O combate à corrupção e ao poder da oligarquia financeira também associada ao político e empresário milionário Poroshenko -- acusado em dezembro de 2021 pelas autoridades ucranianas de alta traição num caso relacionado com a alegada compra de carvão em territórios das repúblicas separatistas pró-russas de Donetsk e Lugansk e a aguardar o julgamento em liberdade -- foi anunciada como uma das prioridades dos novos dirigentes, mas os resultados escasseiam.

"A corrupção é um problema para todos os países, mas na Ucrânia talvez tenha sido um pouco mais problemática porque não foram tomadas medidas suficientes para resolver a situação. Houve uma reforma do sistema judicial que não obteve bons resultados após um conflito entre diversas instituições do Estado", diz Naychuk.

A presença dos "grupos de influência", dos oligarcas, permanece muito visível, apesar da íntima colaboração entre o chefe de Estado e o parlamento, dominado pelo partido presidencial, na elaboração de projetos-lei para contrariar essa influência e impedir que muitos deputados permaneçam controlados por grupos financeiros.

"A nossa prioridade é o reforço dos laços económicos com a União Europeia, mas em simultâneo, em particular nas regiões do leste, muitos negócios continuam a ser orientados pela Rússia, onde continuam a existir fábricas, produção", indica Naychuk.

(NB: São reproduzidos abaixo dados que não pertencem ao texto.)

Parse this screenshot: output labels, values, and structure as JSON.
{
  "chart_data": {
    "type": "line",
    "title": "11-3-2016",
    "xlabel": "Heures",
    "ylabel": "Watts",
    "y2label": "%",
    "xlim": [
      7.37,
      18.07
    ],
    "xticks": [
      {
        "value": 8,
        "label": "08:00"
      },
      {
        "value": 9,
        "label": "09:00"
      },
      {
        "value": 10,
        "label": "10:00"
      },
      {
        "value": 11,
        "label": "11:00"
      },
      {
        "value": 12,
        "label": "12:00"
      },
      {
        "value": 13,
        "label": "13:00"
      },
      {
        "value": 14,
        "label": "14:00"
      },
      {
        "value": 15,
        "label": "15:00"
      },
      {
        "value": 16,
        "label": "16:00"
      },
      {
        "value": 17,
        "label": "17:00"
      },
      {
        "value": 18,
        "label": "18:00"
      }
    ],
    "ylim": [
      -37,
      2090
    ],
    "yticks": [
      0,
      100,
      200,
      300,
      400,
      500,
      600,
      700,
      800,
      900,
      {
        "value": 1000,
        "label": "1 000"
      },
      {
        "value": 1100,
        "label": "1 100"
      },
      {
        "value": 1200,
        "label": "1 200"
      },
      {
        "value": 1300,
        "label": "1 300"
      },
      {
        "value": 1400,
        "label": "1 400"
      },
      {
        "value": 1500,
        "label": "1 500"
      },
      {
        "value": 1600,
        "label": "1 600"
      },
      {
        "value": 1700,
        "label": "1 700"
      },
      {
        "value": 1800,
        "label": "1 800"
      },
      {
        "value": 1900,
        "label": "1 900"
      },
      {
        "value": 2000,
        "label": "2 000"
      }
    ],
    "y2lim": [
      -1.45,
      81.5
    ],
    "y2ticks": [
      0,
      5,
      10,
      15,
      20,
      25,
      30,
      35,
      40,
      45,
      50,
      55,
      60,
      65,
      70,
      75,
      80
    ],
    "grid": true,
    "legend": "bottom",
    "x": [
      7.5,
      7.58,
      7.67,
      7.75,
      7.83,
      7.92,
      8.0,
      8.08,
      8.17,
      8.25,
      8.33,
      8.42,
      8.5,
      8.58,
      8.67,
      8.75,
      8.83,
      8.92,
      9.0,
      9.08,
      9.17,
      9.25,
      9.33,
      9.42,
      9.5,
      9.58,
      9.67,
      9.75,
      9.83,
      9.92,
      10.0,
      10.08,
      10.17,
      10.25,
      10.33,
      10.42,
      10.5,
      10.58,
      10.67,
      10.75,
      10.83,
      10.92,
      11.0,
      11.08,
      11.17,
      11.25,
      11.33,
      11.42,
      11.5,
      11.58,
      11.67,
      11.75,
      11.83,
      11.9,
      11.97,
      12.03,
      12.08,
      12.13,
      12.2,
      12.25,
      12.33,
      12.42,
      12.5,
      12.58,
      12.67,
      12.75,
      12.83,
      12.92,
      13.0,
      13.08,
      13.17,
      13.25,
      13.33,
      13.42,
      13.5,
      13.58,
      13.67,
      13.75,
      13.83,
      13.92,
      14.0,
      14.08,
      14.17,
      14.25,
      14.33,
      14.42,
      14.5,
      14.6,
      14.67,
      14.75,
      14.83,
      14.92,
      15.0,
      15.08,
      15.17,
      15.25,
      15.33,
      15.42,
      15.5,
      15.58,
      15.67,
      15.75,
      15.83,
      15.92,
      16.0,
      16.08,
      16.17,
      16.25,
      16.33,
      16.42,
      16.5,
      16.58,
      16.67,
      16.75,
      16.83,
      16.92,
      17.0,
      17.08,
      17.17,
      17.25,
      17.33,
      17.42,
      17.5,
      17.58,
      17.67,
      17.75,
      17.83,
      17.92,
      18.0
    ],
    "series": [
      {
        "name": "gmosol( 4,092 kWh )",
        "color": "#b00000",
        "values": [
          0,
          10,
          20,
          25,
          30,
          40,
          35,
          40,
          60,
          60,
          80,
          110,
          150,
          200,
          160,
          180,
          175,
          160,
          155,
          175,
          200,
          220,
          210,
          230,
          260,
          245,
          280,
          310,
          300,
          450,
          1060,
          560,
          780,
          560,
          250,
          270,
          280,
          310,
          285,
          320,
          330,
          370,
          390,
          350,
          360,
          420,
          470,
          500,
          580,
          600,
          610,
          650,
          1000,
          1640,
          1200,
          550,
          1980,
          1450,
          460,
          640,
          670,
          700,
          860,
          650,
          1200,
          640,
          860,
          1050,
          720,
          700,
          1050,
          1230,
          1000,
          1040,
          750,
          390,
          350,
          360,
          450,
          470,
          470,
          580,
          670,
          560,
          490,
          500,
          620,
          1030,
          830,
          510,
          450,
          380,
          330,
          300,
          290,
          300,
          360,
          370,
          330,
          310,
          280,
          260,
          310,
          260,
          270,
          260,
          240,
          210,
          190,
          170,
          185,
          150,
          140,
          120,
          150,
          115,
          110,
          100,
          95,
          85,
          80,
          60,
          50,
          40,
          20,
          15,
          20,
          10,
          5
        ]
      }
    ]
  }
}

"Apesar de dizermos que a Rússia é a agressora, tentamos construir uma política de vizinhança, existem riscos militares dos dois lados, mas em simultâneo é necessário construir a nossa política regional tendo em conta os nossos interesses nacionais", adianta.

A guerra no leste implicou que a Ucrânia perdesse importantes unidades industriais, agora sob controlo das administrações pró-russas das autoproclamadas "repúblicas populares" de Donetsk e Lugansk, e com centenas de milhares de passaportes russos distribuídos pela sua população, perto dos quatro milhões.

"Todos estes factores têm um reflexo negativo na nossa situação económica, e explicam como a nossa economia não está tão bem como desejávamos. O covid-19 também teve um impacto muito negativo, e o principal objetivo do nosso Governo é encontrar uma solução para estes problemas", concluiu.